Keigo Shinzō est un des nouveaux maîtres du manga depuis plus d’une décennie. Alors que le Japonais commence à trouver son public en France, c’est « Summer of Lave », une de ses œuvres de jeunesse que nous découvrons aujourd’hui : une histoire d’amitié et d’adolescents en quête d’identité, publiée chez Le Lézard Noir et que nous avons dévorée.
Summer of Lave est un manga écrit et dessiné par Keigo Shinzō et édité pour la première fois au Japon en 2012.
On y découvre qu’une éruption volcanique vient de transformer la paisible bourgade de Kanematsu en station thermale envahie de touristes. Au milieu de cette révolution économique, Takeshi Toyama et Yû Sakurajima, deux adolescents, vont également vivre spirituellement la leur.
Ce bouleversement va avoir des répercussions sur les deux inséparables.
Une tranche de créativité
Summer of Lave est la deuxième œuvre de Keigo Shinzo après L’Auto-école du collège Moriyama. Ce manga one-shot a été prépublié sur l’archipel dans Big Comic Spirits de l’éditeur Shôgakukan. Le dessin du Japonais y est déjà maîtrisé. Chaque case fourmille de détails, de vie et d’émotions.
On ne peut pas dire que le mangaka est paresseux : le découpage des pages est un festival de choix audacieux et de créativité.
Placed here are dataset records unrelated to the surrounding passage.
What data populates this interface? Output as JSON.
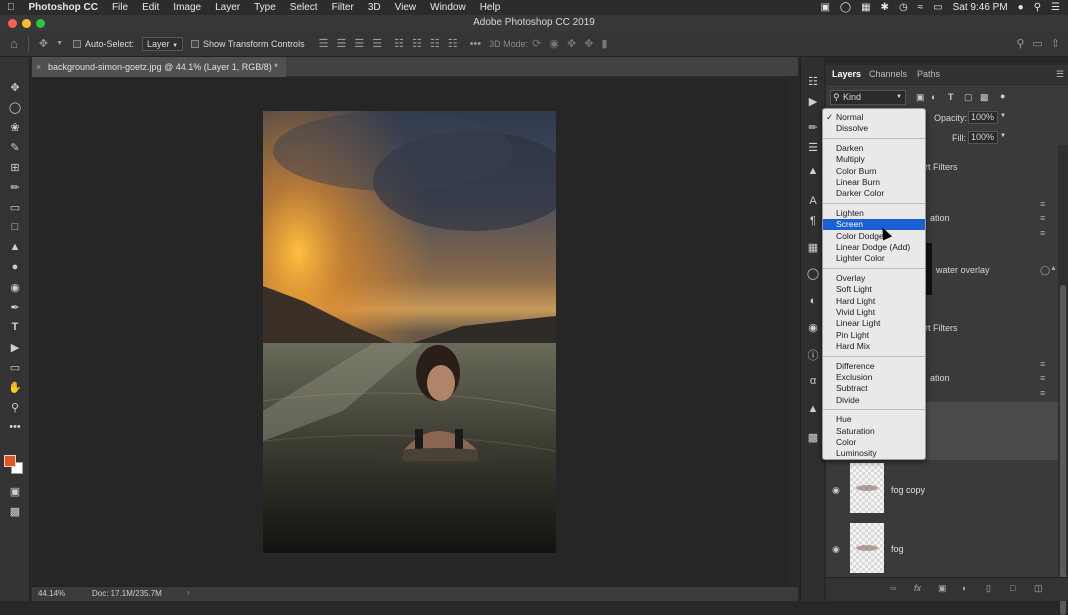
{
  "menubar": {
    "app": "Photoshop CC",
    "items": [
      "File",
      "Edit",
      "Image",
      "Layer",
      "Type",
      "Select",
      "Filter",
      "3D",
      "View",
      "Window",
      "Help"
    ],
    "clock": "Sat 9:46 PM"
  },
  "window": {
    "title": "Adobe Photoshop CC 2019"
  },
  "options": {
    "auto_select_label": "Auto-Select:",
    "layer_select": "Layer",
    "show_transform_label": "Show Transform Controls",
    "mode_3d_label": "3D Mode:"
  },
  "document": {
    "tab_title": "background-simon-goetz.jpg @ 44.1% (Layer 1, RGB/8) *"
  },
  "status": {
    "zoom": "44.14%",
    "doc": "Doc: 17.1M/235.7M"
  },
  "layers_panel": {
    "tabs": [
      "Layers",
      "Channels",
      "Paths"
    ],
    "filter_kind": "Kind",
    "opacity_label": "Opacity:",
    "opacity_value": "100%",
    "fill_label": "Fill:",
    "fill_value": "100%",
    "partial": {
      "smart_filters_1": "art Filters",
      "row_a": "ation",
      "water": "water overlay",
      "smart_filters_2": "art Filters",
      "row_b": "ation"
    },
    "layers": [
      {
        "name": "fog copy"
      },
      {
        "name": "fog"
      }
    ]
  },
  "blend_menu": {
    "groups": [
      [
        "Normal",
        "Dissolve"
      ],
      [
        "Darken",
        "Multiply",
        "Color Burn",
        "Linear Burn",
        "Darker Color"
      ],
      [
        "Lighten",
        "Screen",
        "Color Dodge",
        "Linear Dodge (Add)",
        "Lighter Color"
      ],
      [
        "Overlay",
        "Soft Light",
        "Hard Light",
        "Vivid Light",
        "Linear Light",
        "Pin Light",
        "Hard Mix"
      ],
      [
        "Difference",
        "Exclusion",
        "Subtract",
        "Divide"
      ],
      [
        "Hue",
        "Saturation",
        "Color",
        "Luminosity"
      ]
    ],
    "checked": "Normal",
    "highlighted": "Screen"
  },
  "colors": {
    "foreground": "#e8531c",
    "background": "#ffffff",
    "highlight": "#1a5fd3"
  }
}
Les dialogues sont parfois abondants puis, d’autres fois, s’effacent et nous invitent simplement à la contemplation ou la fascination.
Le mangaka est, comme son compère Inio Asano, passé maître pour nous partager de fortes émotions. Ici, on rit avec eux, on pleure avec eux et on ressent leurs tourments, encore plus quand il s’agit de ceux de deux amis que tout oppose…
Ombre et lumière
Keigo Shinzo nous invite en effet avec grand talent à partager le quotidien de ces deux jeunes garçons attachants et que l’on prend un immense plaisir à suivre.
D’un côté, Takeshi, jeune désabusé, perdu au milieu de cette effervescence qui met à mal son amour pour le calme et la solitude. Sous ses airs blasés, Takeshi est pourtant brillant, tout comme le sont ses idées. Celle du festival Summer of Lave, c’est la sienne, même s’il la regrette ! Et plus il semble détaché et indifférent, plus il semble gagner en charisme aux yeux de ses camarades du lycée. De quoi rendre fou son ami Yû.
Lui incarne en effet tout le contraire. Naturellement, personne ne fait trop attention à Yû alors que, de son côté, il ne rêve que de projecteurs, quelle que soit la raison de les braquer sur lui. Extraverti à outrance, il peut très bien prendre un micro et chanter, mal mais avec le cœur, devant une assistance dont les oreilles saignent. Même si la jalousie envers son camarade est forte, il veut s’inspirer de sa lumière pour donner de la force à la sienne, qu’il trouve un peu terne…jusqu’à-ce que l’amour vienne s’en mêler.
Ado, les sens…
Dans Summer of Lave, le mangaka nous montre combien il est le roi de la tranche de vie. On suit l’évolution de notre duo d’ados, eux qui vont grandir, se perdre, se découvrir et se retrouver. Parce que les deux copains doivent penser à aujourd’hui mais aussi à demain.
Ils doivent ainsi comprendre pourquoi le sentiment d’amour ne s’annonce pas toujours, pourquoi il peut chambouler même celui qui se pense à l’abri derrière une carapace imperturbable. Ils vont surtout, au grès de leurs destins communs ou parallèles découvrir pourquoi leur amitié est aussi forte et vitale pour leur équilibre. Et au milieu de ce volcan d’émotions aux éruptions plus régulières que celui de la ville, n’est-ce pas la seule chose qu’ils ne doivent pas remettre en question ?
Keigo Shinzo sait mieux que personne nous chambouler et nous faire nous inquiéter pour les personnages qu’il croque avec autant de justesse, de mélancolie et de vérité.
Même s’il narre une histoire simplement humaine, cette dernière nous tient en haleine jusqu’au bout, avec même quelques moments d’actions sur la fin où la peur se mêle à l’inconscience d’un duo plus soudé que jamais dans son envie de liberté. Au bout de 316 pages avec Takeshi et Yû, nous les quittons même avec un petit pincement au cœur. Nous savons aussi que nous les retrouverons avec plaisir en relisant régulièrement leurs drôles d’aventures.
Un vrai régal que nous vous recommandons fortement, tout comme La Vie d’Otama.
Summer of Lave est édité par Le Lézard Noir.